Стрела с черным оперением вонзилась в шею управляющего.
Управляющий охнул и схватился за шею.
– Ох, и прострел же, – пожаловался десятнику. – Аж головы не повернуть. Застудил, не иначе…
– Мало тебе, гнида, – прошипел Николка. – Я тебя еще доеду! Я тебе еще вечером покажу, погань!
– Что это ты, малой, показывать собрался? – спросил Андрюха. – Не будет ли? Государь-то…
– Вольно Государю! – глаза Николки загорелись тем темным пламенем холодной злобы и презрения к людям, какое можно увидеть разве что в мрачных глазах старого охотника. – У Государя, чай, угодья – весь мир. Что ему – вырубка какая-то? Людей жалеет. Соль мира. Соль мира, гляди-ка! Миру-то солоно пришлось от соли этой!
– Государь поболе тебя, чай, видит…
– Его святая воля. Я супротив – ни-ни. А только вечером… Я не я буду, если не обращусь… туда!
И ткнул большим пальцем под ноги так, что шевельнулась земля.
– Ты бы полегче с ними, – пробормотал Андрюха, но уже мягче. – Ты ж их не угомонишь потом. Это такие силы…

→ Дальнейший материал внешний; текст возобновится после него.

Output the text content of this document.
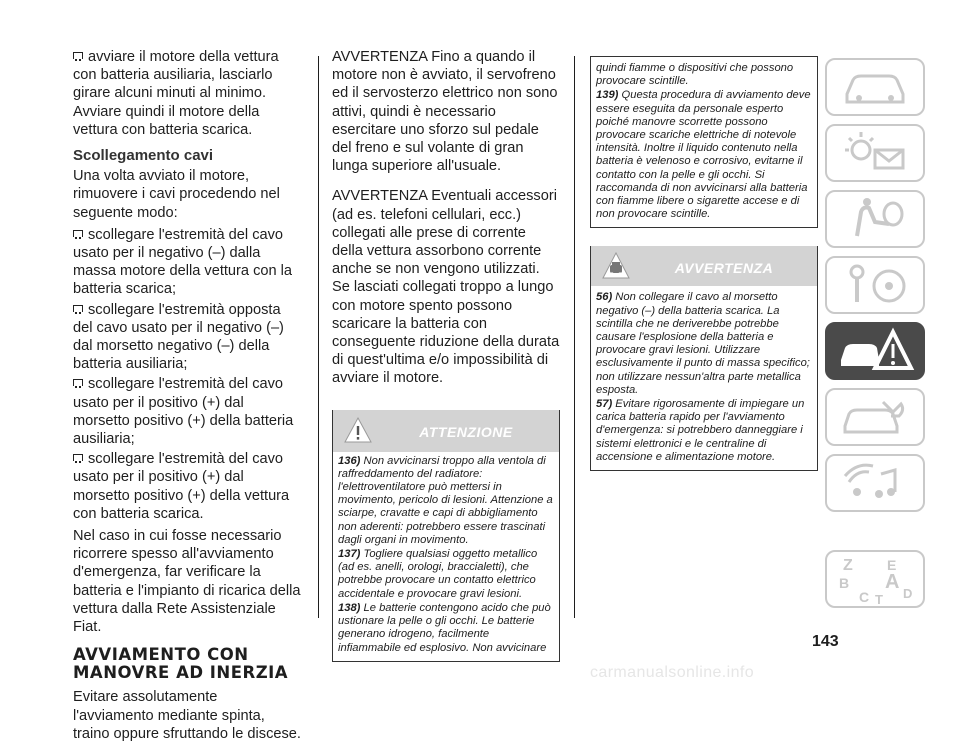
avviare il motore della vettura con batteria ausiliaria, lasciarlo girare alcuni minuti al minimo. Avviare quindi il motore della vettura con batteria scarica.

Scollegamento cavi

Una volta avviato il motore, rimuovere i cavi procedendo nel seguente modo:

scollegare l'estremità del cavo usato per il negativo (–) dalla massa motore della vettura con la batteria scarica;

scollegare l'estremità opposta del cavo usato per il negativo (–) dal morsetto negativo (–) della batteria ausiliaria;

scollegare l'estremità del cavo usato per il positivo (+) dal morsetto positivo (+) della batteria ausiliaria;

scollegare l'estremità del cavo usato per il positivo (+) dal morsetto positivo (+) della vettura con batteria scarica.

Nel caso in cui fosse necessario ricorrere spesso all'avviamento d'emergenza, far verificare la batteria e l'impianto di ricarica della vettura dalla Rete Assistenziale Fiat.

AVVIAMENTO CON MANOVRE AD INERZIA

Evitare assolutamente l'avviamento mediante spinta, traino oppure sfruttando le discese.

AVVERTENZA Fino a quando il motore non è avviato, il servofreno ed il servosterzo elettrico non sono attivi, quindi è necessario esercitare uno sforzo sul pedale del freno e sul volante di gran lunga superiore all'usuale.

AVVERTENZA Eventuali accessori (ad es. telefoni cellulari, ecc.) collegati alle prese di corrente della vettura assorbono corrente anche se non vengono utilizzati. Se lasciati collegati troppo a lungo con motore spento possono scaricare la batteria con conseguente riduzione della durata di quest'ultima e/o impossibilità di avviare il motore.

ATTENZIONE

136) Non avvicinarsi troppo alla ventola di raffreddamento del radiatore: l'elettroventilatore può mettersi in movimento, pericolo di lesioni. Attenzione a sciarpe, cravatte e capi di abbigliamento non aderenti: potrebbero essere trascinati dagli organi in movimento.

137) Togliere qualsiasi oggetto metallico (ad es. anelli, orologi, braccialetti), che potrebbe provocare un contatto elettrico accidentale e provocare gravi lesioni.

138) Le batterie contengono acido che può ustionare la pelle o gli occhi. Le batterie generano idrogeno, facilmente infiammabile ed esplosivo. Non avvicinare

quindi fiamme o dispositivi che possono provocare scintille.

139) Questa procedura di avviamento deve essere eseguita da personale esperto poiché manovre scorrette possono provocare scariche elettriche di notevole intensità. Inoltre il liquido contenuto nella batteria è velenoso e corrosivo, evitarne il contatto con la pelle e gli occhi. Si raccomanda di non avvicinarsi alla batteria con fiamme libere o sigarette accese e di non provocare scintille.

AVVERTENZA

56) Non collegare il cavo al morsetto negativo (–) della batteria scarica. La scintilla che ne deriverebbe potrebbe causare l'esplosione della batteria e provocare gravi lesioni. Utilizzare esclusivamente il punto di massa specifico; non utilizzare nessun'altra parte metallica esposta.

57) Evitare rigorosamente di impiegare un carica batteria rapido per l'avviamento d'emergenza: si potrebbero danneggiare i sistemi elettronici e le centraline di accensione e alimentazione motore.

Z E
B A
C	D
T
143
carmanualsonline.info
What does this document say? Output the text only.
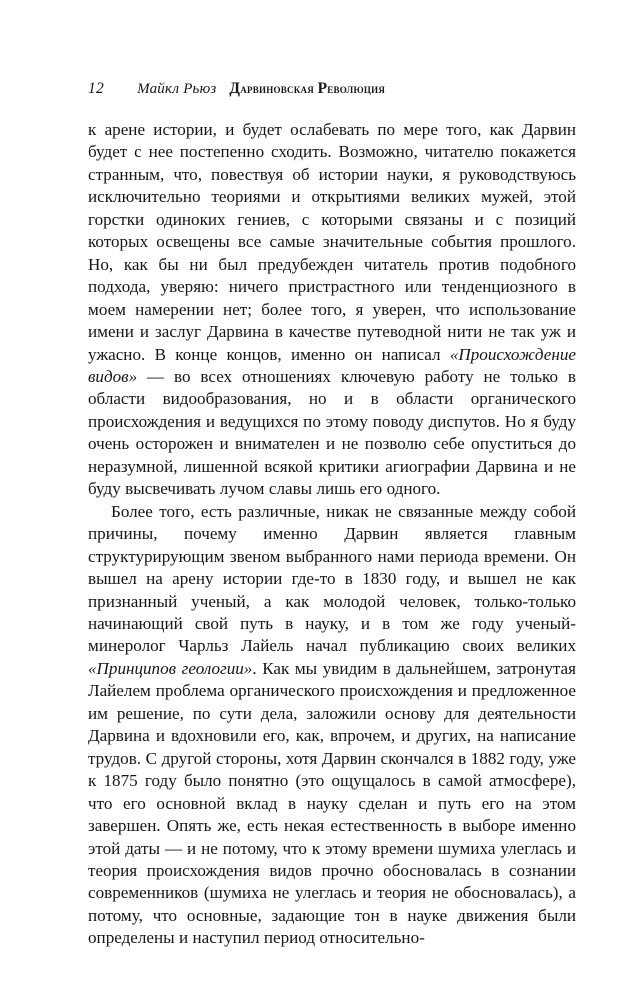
12 Майкл Рьюз Дарвиновская Революция

к арене истории, и будет ослабевать по мере того, как Дарвин будет с нее постепенно сходить. Возможно, читателю покажется странным, что, повествуя об истории науки, я руководствуюсь исключительно теориями и открытиями великих мужей, этой горстки одиноких гениев, с которыми связаны и с позиций которых освещены все самые значительные события прошлого. Но, как бы ни был предубежден читатель против подобного подхода, уверяю: ничего пристрастного или тенденциозного в моем намерении нет; более того, я уверен, что использование имени и заслуг Дарвина в качестве путеводной нити не так уж и ужасно. В конце концов, именно он написал «Происхождение видов» — во всех отношениях ключевую работу не только в области видообразования, но и в области органического происхождения и ведущихся по этому поводу диспутов. Но я буду очень осторожен и внимателен и не позволю себе опуститься до неразумной, лишенной всякой критики агиографии Дарвина и не буду высвечивать лучом славы лишь его одного.

Более того, есть различные, никак не связанные между собой причины, почему именно Дарвин является главным структурирующим звеном выбранного нами периода времени. Он вышел на арену истории где-то в 1830 году, и вышел не как признанный ученый, а как молодой человек, только-только начинающий свой путь в науку, и в том же году ученый-минеролог Чарльз Лайель начал публикацию своих великих «Принципов геологии». Как мы увидим в дальнейшем, затронутая Лайелем проблема органического происхождения и предложенное им решение, по сути дела, заложили основу для деятельности Дарвина и вдохновили его, как, впрочем, и других, на написание трудов. С другой стороны, хотя Дарвин скончался в 1882 году, уже к 1875 году было понятно (это ощущалось в самой атмосфере), что его основной вклад в науку сделан и путь его на этом завершен. Опять же, есть некая естественность в выборе именно этой даты — и не потому, что к этому времени шумиха улеглась и теория происхождения видов прочно обосновалась в сознании современников (шумиха не улеглась и теория не обосновалась), а потому, что основные, задающие тон в науке движения были определены и наступил период относительно-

– А что мне? – Николка ухмыльнулся. – Я – Государев воин. Мне они сродни. Я их подниму, я и уложу, не бойсь. Да и не стану всех-то – так, лишь тех, что выше. Так только – чтоб обгадились разок, да разбежались, портки теряя. Ведь стоят же.
Лешаки переглянулись.
– А пусть, – ожесточенно сказала Марфа. – Пусть пугнет. Так и надо. Позабавимся.
– Нашла время для забавы, – проворчал Андрюха и невольно улыбнулся. – Только ты, Николка, гляди мне, ты бережно с ними, не буди всех…
Митька в порыве чувств обнял Николку за шею.
– Ты, дядь Никола, давай. Ты давай, а я тебе туман сделаю. Я тебе сделаю, что хошь, ты только пугни их, тошных…
Николка потрепал Митьку по голове.
– Ты сделай, бурундучий царь. Я тебе скажу, когда и как, а ты уж сделай.
Егорка подошел к дому, постоял у плетня.
Дом был хорош, велик, добротен, построен на много лет. Толстые бревна, складывающие стены, почернели от непогод. От дома несло ушедшим теплом и давней раздирающей болью. Во дворе возились дети – девочка лет двух-трех и парнишка постарше. Баба с круглым красным лицом кормила кур.
– Эй, красавица, – окликнул Егорка вдруг охрипшим голосом.
– Это я-то тебе – красавица? – фыркнула баба, отряхнув руки и подходя. – Чего надо?
– Мариных дом, что ли?
– Вспомнил, – баба поджала губы, ее лицо сделалось враждебным. – Уехали Марины-то. Вот уж лет двадцать тому. И нечего.
– Что – нечего?
– Шляться тут нечего! – огрызнулась баба. – Клим, куда полез, анафема?! Я вот задам-то тебе!
Егор побрел прочь. На душе было так тяжко, что слезы наворачивались на глаза.
– Ты, цыган рыжий, – окликнули сзади. – На что Марины-то тебе?
Егорка моргнул, обернулся.
Пожилой мужик с сивой бородой, с обветренным лицом в глубоких морщинах, глядел на него с любопытством и скручивал «козью ножку».
– Мать наказывала Ульяне Протасьевне кланяться, – сказал Егорка. – Куда уехали-то?
– Не сказались.
– А тебя, добрый человек, как звать?
Пожилой ухмыльнулся.
– Алемпием. А у тебя, ветром подбитый, никак мать есть?
– Была. Померла.
Ухмылка сползла с Алемпиева лица. Он закурил наконец цигарку.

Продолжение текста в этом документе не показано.